On how immunotherapy works:
Chen: “Our immune system, we are born with it, it protects us from viruses, bacteria, and as it turns out, our immune system can also help fight things like cancer. The reason for that is that cancer, much like a virus, can look different than normal cells in your body. When your immune system can detect that, they can then specifically seek out those cancer cells and kill them.

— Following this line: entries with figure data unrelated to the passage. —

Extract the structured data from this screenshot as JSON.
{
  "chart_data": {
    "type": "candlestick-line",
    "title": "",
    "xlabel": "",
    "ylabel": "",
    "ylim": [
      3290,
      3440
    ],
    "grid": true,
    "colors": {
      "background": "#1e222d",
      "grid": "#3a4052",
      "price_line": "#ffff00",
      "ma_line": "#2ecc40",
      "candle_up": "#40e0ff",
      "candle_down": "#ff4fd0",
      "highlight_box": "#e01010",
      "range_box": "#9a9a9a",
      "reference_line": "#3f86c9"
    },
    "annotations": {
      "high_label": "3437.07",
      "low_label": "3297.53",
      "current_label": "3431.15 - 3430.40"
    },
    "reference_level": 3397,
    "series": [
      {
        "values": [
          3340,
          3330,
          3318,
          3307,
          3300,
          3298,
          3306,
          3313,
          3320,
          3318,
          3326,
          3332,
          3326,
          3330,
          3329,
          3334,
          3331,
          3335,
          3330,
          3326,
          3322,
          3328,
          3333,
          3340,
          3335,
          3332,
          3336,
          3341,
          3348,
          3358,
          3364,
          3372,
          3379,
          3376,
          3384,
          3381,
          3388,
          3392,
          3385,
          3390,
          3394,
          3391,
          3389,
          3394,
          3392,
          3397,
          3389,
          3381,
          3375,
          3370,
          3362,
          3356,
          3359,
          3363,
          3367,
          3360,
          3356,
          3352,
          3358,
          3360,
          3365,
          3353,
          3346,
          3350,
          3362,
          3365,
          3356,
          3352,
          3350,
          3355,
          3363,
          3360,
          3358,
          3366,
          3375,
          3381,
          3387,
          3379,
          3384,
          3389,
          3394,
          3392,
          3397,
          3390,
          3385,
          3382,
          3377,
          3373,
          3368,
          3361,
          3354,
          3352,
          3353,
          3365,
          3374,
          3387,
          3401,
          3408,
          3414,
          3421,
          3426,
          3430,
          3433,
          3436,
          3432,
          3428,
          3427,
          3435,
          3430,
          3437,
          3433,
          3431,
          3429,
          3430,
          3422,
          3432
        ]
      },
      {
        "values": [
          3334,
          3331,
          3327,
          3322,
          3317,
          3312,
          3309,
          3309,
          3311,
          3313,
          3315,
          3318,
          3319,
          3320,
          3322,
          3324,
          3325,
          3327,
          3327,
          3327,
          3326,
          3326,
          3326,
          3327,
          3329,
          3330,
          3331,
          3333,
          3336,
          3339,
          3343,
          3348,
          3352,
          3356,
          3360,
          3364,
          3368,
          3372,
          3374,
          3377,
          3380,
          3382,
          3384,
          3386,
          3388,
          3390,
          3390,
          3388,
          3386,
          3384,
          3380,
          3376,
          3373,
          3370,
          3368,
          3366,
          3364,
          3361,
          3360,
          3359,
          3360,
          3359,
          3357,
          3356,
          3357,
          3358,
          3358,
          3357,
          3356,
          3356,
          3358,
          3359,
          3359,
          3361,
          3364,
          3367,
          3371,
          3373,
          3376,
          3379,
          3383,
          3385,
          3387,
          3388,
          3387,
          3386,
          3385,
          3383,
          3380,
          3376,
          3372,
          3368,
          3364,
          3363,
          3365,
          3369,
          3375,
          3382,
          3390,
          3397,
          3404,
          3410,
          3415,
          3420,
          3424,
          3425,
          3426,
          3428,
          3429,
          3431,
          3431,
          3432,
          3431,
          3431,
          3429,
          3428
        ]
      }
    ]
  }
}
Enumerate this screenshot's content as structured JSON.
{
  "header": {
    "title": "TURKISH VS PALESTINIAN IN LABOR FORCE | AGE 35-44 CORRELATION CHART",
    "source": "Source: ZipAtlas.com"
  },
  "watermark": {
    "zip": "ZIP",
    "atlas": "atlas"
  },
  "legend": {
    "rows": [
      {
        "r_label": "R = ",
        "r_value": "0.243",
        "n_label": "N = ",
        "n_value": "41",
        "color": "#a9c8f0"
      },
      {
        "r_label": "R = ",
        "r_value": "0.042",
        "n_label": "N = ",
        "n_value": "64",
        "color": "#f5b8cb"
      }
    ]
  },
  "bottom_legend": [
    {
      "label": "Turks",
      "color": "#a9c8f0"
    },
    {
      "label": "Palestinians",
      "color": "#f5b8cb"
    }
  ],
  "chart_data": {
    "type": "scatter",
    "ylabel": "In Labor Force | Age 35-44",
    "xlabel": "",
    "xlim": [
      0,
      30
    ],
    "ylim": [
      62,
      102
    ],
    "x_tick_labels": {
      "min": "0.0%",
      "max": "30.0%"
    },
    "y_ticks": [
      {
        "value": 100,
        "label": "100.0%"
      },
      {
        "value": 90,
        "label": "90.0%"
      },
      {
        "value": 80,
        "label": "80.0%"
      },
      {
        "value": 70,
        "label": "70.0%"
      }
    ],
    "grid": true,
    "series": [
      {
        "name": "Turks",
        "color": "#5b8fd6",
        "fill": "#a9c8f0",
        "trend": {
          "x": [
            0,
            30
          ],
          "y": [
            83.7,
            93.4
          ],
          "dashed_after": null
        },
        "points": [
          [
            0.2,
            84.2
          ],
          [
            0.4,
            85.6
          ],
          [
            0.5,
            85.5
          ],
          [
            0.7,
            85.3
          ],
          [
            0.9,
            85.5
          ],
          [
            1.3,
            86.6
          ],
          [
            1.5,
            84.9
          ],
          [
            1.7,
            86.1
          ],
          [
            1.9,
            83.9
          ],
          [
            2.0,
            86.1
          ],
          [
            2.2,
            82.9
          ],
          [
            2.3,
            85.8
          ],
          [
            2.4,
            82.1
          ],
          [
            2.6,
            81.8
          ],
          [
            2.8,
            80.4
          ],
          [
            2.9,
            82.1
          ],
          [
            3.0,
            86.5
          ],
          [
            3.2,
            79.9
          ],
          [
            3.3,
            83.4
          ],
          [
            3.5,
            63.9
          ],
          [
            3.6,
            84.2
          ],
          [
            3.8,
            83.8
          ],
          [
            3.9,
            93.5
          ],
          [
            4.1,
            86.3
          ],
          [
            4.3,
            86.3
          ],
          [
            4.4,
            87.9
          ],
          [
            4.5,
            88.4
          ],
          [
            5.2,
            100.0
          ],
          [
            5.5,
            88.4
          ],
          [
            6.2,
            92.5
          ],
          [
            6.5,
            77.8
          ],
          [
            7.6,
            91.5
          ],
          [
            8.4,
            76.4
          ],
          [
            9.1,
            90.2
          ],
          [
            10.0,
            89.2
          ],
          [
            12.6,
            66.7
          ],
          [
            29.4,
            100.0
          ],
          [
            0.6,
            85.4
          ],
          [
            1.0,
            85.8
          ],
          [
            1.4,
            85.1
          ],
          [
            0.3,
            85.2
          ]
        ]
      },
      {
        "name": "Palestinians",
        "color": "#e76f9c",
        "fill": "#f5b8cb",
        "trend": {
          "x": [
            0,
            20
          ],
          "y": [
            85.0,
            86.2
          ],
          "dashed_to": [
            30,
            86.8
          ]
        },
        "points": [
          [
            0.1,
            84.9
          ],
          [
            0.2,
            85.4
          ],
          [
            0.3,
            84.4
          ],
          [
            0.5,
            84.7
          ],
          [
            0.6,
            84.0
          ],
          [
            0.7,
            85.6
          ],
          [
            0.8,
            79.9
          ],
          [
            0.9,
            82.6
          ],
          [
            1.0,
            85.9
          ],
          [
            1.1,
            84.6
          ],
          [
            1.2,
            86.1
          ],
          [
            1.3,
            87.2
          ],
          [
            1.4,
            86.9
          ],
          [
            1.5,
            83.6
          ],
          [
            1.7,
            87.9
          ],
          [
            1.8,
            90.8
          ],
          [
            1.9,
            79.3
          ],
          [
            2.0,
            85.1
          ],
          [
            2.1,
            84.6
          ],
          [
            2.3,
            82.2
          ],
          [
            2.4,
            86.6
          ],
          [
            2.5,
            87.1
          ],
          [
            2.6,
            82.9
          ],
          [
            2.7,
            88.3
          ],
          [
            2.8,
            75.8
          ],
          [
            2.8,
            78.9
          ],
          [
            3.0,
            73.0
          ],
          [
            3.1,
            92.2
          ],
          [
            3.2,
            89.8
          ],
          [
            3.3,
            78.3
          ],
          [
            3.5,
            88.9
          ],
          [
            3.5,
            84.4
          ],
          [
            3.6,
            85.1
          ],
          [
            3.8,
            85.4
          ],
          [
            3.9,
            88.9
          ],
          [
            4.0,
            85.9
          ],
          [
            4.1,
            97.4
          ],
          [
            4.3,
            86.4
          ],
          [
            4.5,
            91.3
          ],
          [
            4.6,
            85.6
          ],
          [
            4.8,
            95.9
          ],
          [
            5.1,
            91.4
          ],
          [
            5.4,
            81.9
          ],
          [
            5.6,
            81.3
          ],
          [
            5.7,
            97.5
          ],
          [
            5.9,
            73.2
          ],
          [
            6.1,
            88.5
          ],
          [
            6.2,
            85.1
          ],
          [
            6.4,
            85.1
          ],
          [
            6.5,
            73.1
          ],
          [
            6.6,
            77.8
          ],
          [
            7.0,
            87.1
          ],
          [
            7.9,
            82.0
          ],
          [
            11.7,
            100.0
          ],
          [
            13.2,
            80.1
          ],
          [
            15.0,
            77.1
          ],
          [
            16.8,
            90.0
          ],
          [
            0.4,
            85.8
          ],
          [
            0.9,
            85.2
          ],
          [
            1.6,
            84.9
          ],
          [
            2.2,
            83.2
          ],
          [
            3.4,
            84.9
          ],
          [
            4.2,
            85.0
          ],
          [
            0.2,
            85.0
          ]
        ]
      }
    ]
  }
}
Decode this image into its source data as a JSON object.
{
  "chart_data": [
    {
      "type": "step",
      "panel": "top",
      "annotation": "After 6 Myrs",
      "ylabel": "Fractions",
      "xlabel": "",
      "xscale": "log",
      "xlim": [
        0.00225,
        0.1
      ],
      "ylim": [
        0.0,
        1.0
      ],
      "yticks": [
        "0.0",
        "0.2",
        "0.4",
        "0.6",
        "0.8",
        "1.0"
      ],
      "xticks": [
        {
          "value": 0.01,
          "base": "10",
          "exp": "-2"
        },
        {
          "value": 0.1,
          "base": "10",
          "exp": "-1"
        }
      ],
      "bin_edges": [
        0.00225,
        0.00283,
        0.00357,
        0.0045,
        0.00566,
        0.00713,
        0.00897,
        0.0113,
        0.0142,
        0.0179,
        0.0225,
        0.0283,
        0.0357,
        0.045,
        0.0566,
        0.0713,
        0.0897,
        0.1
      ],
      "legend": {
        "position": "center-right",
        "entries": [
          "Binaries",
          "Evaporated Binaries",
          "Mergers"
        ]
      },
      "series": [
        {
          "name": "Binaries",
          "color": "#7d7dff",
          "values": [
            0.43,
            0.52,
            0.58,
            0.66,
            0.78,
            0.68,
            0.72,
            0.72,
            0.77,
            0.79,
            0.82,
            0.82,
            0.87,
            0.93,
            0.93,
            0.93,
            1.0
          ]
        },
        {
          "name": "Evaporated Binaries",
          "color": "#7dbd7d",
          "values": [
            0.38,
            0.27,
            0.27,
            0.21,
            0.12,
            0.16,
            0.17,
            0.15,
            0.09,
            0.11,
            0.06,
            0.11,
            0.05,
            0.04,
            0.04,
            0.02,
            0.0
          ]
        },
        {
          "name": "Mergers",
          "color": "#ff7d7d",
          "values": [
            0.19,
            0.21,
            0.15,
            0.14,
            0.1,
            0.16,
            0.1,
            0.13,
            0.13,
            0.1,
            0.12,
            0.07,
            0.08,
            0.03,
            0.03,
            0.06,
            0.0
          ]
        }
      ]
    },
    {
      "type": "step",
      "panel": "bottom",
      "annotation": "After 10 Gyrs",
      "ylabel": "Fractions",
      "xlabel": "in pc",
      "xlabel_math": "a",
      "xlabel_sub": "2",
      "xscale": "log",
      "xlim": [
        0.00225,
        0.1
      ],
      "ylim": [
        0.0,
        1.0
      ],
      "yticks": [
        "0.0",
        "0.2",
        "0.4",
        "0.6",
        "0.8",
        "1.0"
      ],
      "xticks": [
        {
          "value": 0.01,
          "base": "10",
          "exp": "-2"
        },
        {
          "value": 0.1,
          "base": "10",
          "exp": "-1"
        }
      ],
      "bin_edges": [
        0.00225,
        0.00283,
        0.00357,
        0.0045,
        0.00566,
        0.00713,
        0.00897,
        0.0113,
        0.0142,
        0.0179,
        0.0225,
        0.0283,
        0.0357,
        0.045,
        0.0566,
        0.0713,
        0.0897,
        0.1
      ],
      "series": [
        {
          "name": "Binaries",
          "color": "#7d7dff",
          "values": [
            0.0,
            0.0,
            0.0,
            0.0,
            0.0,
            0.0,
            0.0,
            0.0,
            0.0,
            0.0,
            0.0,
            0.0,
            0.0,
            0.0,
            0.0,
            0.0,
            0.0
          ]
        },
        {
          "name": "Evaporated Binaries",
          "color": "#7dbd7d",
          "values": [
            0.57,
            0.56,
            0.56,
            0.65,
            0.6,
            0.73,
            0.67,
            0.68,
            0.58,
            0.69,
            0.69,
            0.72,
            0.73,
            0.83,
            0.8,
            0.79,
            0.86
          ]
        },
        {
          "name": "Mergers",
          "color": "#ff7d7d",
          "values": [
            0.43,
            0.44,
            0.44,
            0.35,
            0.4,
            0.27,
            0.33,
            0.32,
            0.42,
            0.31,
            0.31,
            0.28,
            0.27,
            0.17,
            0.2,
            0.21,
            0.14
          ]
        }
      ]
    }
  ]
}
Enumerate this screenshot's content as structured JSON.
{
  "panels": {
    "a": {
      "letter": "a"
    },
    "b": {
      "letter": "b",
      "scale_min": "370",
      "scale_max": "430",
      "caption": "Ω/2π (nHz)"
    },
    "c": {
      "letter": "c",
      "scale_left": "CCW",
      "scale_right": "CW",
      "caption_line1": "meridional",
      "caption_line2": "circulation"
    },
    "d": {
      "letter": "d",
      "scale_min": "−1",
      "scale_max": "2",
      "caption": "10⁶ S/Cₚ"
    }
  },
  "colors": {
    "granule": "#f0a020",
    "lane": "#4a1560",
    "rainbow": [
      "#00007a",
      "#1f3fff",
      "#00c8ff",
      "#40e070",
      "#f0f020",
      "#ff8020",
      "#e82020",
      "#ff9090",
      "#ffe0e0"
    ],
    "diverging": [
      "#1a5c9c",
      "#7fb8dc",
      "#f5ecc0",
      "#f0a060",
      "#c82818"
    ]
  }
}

What cancer immunotherapy does is it allows your immune system to do a better job fighting against cancer, because cancer has its own ways of shutting down the immune system. With these new therapies, what we’re seeing is you can take away the things that cancer does to fight off the immune system. And in some cases, the immune system then really becomes very active and can go out and kill those cancer cells. One of the things that makes us excited is that when that happens, patients, who otherwise may have terminal cancer, not only do their cancers start to shrink, they can go away for a long time. In the best cases, we hope that the cancer never comes back."
On the immune system as a security checkpoint:
Chen: "One of the ways we’ve looked at it is that your immune system is a lot like the security checkpoint at the airport. And at that security checkpoint, it’s scanning your body looking at normal cells and looking for the presence of abnormal cells. Cancer falls into that abnormal cell type that your security checkpoint is looking for and that’s what your immune system is doing. So when it sees it, it can pull that cancer cell out, or pull that virus-infected cell, and get rid of it. Cancer has a way of essentially donning a disguise. It has a way to hide from that security checkpoint. Molecules like PDL1 seem to do this. One of the ways we’ve gone about trying to cheat patients now is to recognize that cancer cells may have this disguise and essentially take away this disguise. When you do that, you can see just some very dramatic responses where it’s just that “Aha” moment when the immune system suddenly sees that there was a disguised cancer cell sitting in front of it. When that disguise disappears, it will go and get that cancer cell and kill it."